It begins with a boy. Theo Decker, a thirteen-year-old New Yorker, miraculously survives an accident that kills his mother. Abandoned by his father, Theo is taken in by the family of a wealthy friend. Bewildered by his strange new home on Park Avenue, disturbed by schoolmates who don't know how to talk to him, and tormented above all by his unbearable longing for his mother, he clings to one thing that reminds him of her: a small, mysteriously captivating painting that ultimately draws Theo into the underworld of art.
As an adult, Theo moves silkily between the drawing rooms of the rich and the dusty labyrinth of an antiques store where he works. He is alienated and in love-and at the center of a narrowing, ever more dangerous circle.
Pages: 771 (Hardcover)
Publisher: Published October 22nd 2013 by Little, Brown and Company (first published 2013)
Rating: 8 out of 10
Source: Checked out from the library
Date Completed: September 2, 2014
I had heard so many things about The Goldfinch by Donna Tartt and was glad to find out what the fuss was about when the book was selected as the April read for the Partners and Professors book club.
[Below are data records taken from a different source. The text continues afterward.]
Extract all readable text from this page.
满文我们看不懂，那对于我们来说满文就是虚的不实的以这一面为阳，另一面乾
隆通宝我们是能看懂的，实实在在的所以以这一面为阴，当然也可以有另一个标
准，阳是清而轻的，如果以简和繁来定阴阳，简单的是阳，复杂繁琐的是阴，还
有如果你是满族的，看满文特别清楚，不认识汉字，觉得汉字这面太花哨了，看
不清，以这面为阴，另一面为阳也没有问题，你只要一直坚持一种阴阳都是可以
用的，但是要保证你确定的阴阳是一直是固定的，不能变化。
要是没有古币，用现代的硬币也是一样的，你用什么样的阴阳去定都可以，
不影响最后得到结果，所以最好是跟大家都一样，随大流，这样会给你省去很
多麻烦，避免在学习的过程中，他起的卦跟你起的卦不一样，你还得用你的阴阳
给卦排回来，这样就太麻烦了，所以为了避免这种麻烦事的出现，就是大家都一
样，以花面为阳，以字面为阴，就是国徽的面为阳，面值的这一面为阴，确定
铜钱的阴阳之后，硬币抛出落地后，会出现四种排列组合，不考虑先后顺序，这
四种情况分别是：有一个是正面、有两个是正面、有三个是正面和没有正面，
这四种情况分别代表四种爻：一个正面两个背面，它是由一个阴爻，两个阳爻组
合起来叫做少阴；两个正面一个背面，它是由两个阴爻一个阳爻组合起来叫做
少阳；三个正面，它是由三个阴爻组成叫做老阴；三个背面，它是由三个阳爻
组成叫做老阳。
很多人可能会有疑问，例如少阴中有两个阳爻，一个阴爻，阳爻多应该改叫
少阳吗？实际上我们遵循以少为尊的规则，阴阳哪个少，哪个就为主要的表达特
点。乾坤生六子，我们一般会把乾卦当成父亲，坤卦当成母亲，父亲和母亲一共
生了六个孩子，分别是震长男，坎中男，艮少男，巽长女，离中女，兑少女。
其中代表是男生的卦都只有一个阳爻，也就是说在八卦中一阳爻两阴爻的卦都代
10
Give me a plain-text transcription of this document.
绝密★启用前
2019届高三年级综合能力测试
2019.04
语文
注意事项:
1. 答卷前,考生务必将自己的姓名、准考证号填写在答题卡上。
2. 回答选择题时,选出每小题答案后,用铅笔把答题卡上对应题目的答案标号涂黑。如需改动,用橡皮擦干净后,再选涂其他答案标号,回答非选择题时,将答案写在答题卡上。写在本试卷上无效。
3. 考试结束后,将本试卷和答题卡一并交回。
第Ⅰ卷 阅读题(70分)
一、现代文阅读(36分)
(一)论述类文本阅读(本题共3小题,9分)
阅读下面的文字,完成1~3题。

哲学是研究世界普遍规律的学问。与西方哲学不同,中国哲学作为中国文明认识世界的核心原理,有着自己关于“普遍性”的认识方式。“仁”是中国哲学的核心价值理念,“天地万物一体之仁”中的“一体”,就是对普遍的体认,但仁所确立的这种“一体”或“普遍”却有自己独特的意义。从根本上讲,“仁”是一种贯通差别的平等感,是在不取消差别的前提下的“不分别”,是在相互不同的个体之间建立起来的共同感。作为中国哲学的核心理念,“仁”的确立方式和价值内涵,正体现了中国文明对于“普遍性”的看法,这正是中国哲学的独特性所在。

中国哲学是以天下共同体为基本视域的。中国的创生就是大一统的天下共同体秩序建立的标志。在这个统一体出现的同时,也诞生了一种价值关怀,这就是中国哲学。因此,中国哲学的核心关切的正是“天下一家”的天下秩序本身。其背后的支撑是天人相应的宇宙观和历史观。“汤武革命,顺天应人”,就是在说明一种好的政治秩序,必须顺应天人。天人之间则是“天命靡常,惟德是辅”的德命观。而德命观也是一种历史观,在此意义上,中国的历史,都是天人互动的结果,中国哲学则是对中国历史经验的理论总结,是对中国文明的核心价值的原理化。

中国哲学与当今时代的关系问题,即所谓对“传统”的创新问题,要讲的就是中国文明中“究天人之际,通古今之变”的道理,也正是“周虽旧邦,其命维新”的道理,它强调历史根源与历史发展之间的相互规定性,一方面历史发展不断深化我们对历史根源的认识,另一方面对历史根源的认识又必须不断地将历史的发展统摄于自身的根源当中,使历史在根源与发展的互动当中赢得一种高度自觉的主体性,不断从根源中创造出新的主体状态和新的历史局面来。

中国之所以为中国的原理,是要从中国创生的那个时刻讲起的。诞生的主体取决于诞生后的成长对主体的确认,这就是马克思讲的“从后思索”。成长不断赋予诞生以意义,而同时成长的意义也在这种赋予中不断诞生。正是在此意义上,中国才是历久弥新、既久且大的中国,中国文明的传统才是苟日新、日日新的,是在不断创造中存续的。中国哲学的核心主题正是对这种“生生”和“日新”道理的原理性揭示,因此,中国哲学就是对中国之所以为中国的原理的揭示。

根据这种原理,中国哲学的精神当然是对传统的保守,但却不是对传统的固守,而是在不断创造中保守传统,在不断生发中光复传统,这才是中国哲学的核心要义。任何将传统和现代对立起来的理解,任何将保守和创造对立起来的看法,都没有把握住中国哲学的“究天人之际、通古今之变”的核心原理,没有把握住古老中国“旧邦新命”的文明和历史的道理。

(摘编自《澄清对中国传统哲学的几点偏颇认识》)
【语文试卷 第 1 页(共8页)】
I started the book about a month before the meeting and the first section was easy to read and process. I found Theo relatable and was rooting for him. As the book progressed, I had a harder time getting through and find annoyed with Theo. Each section seemed to contain a sprinkle of hope, a bad decision, and drugs. I was glad to have built in breaks from the book, thanks to library wait lists.
My favorite character was Hobie, who in fact redeemed the book for me. The last section drew me in and made me feel a bit better about humanity and the state of the world. There were many powerful and poignont moments. Finishing the book felt like a big accomplishment. This was the last book I read before my son was born and I remember when I finished thinking, "Okay, the baby can come now because I just completed a massive project." While I did not adore the book as much as many others, I am glad to have read it.
I am counting it for the 2014 Chunkster Reading Challenge: At 771 pages, this is certainly a chunkster.